What Junts is trying to distance itself from is the Government’s thesis that, in reality, what has made Puigdemont change his relationship with the PSOE is not any failure by the Executive but a double frustration: that the Supreme Court prevents him for now from taking advantage of an amnesty law that he himself and his team helped to draft and, above all, that he is excluded from the governability of Catalonia due to the pact between the PSC and ERC.
“Everything has changed since Salvador Illa was sworn in,” say Pedro Sánchez’s team, who are also waiting to see the results of the meeting between Cerdán and Puigdemont on Friday. “We hope they will reconsider. They have to digest that Illa is president and realise that it is not sustainable to always side with the PP and Vox.”
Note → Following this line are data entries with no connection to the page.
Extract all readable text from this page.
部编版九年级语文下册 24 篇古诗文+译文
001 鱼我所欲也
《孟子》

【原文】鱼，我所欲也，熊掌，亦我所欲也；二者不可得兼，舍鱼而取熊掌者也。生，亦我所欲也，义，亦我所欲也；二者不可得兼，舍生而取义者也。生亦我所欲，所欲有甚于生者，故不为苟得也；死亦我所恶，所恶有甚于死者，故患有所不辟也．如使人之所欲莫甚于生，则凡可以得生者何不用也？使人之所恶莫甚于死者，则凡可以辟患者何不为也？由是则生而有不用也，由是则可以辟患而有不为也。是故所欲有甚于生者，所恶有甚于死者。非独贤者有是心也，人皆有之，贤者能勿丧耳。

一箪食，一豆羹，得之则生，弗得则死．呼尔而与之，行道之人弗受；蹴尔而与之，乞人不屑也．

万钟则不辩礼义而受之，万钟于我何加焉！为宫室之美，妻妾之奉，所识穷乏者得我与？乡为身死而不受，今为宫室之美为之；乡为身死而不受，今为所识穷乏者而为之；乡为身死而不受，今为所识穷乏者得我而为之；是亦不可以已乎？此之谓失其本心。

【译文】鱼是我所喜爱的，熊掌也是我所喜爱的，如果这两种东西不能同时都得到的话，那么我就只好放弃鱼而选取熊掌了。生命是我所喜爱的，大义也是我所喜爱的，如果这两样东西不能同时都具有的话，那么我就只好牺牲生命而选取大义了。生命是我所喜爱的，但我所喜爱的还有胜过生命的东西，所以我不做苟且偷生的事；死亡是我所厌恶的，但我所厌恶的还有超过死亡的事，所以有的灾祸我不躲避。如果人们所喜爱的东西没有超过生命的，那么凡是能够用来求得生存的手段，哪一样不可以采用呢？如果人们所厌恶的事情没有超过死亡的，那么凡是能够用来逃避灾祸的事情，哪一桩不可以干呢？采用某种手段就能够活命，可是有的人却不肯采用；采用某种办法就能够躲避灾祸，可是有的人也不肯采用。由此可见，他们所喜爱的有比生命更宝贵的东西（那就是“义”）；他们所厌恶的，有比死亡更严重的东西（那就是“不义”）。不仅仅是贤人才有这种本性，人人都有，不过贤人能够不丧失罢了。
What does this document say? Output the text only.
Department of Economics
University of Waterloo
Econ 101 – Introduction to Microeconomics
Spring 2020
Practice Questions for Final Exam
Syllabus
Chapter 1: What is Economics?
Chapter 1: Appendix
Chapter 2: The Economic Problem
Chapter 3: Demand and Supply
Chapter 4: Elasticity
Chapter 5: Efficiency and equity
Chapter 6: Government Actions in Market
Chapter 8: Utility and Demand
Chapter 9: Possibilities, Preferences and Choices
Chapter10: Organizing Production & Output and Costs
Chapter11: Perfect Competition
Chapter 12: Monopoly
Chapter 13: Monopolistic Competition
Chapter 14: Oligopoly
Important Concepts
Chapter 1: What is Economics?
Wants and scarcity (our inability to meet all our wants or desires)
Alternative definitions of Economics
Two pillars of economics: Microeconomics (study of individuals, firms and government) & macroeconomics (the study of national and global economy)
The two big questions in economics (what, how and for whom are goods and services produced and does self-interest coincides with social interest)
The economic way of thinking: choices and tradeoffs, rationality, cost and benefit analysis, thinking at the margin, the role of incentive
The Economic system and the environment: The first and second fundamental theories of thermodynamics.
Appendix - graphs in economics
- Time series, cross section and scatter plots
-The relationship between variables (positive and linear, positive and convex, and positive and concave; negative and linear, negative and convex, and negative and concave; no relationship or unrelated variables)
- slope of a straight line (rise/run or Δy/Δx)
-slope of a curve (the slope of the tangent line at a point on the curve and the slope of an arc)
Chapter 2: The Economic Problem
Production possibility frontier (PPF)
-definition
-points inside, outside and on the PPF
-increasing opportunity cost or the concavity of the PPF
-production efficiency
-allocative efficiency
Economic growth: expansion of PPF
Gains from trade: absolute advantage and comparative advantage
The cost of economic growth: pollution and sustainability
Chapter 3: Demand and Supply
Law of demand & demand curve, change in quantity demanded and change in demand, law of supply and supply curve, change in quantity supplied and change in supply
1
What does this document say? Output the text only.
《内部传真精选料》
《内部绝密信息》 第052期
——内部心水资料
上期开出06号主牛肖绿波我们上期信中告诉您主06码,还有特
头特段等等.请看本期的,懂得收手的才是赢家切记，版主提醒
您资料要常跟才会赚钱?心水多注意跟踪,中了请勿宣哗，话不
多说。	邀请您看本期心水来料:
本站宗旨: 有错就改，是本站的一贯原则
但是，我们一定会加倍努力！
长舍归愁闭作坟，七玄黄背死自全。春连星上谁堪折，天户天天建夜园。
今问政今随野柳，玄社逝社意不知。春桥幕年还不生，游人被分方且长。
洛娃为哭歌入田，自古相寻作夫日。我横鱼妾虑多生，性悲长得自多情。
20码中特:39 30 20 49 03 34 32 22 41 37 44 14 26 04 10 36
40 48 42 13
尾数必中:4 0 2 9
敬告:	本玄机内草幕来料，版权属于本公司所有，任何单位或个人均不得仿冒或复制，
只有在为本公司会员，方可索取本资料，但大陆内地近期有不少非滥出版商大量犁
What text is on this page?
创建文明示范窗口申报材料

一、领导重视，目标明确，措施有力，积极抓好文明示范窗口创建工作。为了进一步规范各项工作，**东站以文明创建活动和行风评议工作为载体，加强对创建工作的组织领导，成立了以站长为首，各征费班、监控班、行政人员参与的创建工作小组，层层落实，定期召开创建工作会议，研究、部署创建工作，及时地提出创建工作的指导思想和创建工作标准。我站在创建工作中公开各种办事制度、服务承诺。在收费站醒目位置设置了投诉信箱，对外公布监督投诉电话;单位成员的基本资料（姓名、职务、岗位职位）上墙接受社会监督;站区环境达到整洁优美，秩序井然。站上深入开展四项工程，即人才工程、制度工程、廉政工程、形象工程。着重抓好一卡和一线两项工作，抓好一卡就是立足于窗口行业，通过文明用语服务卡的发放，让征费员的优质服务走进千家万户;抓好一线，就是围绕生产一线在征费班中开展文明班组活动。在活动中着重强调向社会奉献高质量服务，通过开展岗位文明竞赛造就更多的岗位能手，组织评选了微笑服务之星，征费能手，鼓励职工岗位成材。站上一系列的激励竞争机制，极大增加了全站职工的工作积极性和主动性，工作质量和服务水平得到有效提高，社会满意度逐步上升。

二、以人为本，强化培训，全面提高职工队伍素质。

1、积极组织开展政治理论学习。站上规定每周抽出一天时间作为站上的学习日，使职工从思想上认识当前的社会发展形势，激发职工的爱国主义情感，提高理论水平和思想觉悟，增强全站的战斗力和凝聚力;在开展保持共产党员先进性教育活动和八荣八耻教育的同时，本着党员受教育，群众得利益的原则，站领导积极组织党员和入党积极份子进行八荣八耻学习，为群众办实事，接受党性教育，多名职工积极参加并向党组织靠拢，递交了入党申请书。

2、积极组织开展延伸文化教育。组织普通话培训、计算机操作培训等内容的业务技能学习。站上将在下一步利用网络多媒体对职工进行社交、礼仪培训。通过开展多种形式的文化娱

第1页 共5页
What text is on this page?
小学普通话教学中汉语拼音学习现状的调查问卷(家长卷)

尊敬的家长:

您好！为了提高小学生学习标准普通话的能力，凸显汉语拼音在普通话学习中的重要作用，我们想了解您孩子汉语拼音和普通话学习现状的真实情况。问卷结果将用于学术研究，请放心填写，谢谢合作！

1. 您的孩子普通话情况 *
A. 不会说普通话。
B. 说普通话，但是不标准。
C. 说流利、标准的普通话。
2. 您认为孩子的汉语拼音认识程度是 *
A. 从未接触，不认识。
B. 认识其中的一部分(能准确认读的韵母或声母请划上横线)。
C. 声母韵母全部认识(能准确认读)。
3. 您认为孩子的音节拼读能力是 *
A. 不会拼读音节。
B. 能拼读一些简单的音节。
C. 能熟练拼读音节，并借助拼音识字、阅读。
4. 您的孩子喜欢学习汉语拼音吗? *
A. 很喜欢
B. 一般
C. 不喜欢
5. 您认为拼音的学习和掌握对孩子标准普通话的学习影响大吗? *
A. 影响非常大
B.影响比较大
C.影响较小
Reproaches to the former president
Although the mission of the socialist delegation to Switzerland is to calm things down and try to redirect a political situation that in practice leads the legislature to a deadlock, there is no shortage of reproaches from Pedro Sánchez’s party to the former Catalan president. The PSOE claims that they have fulfilled “point by point” everything they promised Puigdemont and have assumed “a political cost that almost no one would have dared to face.”
The message they are sending to their interlocutors in Switzerland is that the deepening of self-government in Catalonia and the validity of the amnesty law are only guaranteed with a progressive government. And that any hypothesis of opening the door to the right would therefore be harmful to all Catalans and to Puigdemont himself.
In an attempt to protect the stability of the Executive from Puigdemont’s ups and downs and from a possible failure of the attempt to rebuild bridges with Junts, Pedro Sánchez maintains in public and in private that the legislature is going to be long and that, even without a Budget, the Government is guaranteed “for a while.” This is what he said to his parliamentarians this week at the meeting of the Socialist Group and this is what he also said to the lehendakari, Imanol Pradales, at their meeting this Friday at Moncloa. “The impression is that President Sánchez wants to continue with a long legislature,” said Pradales at a press conference after meeting with the president.
The leader of the Basque Executive also assured that Sánchez can count on the collaboration of his party to “play in favour of stability in the state” because, in his opinion, “it is good to be able to continue advancing in issues that affect the improvement of self-government for the Basques”. And that is why he even hinted at his willingness to lend a hand in the dialogue with Junts. “The relationship between the Spanish Government and Junts will have its own channels but we have always tried to favour the maintenance of political stability in the state,” he assured.
The president’s team is considering it a real option that the bridges with Puigdemont will be impossible to rebuild for the moment. And yet they reiterate that Pedro Sánchez’s horizon is none other than to continue. Until Junts agrees to collaborate, or until it endures a legislature in blockade mode.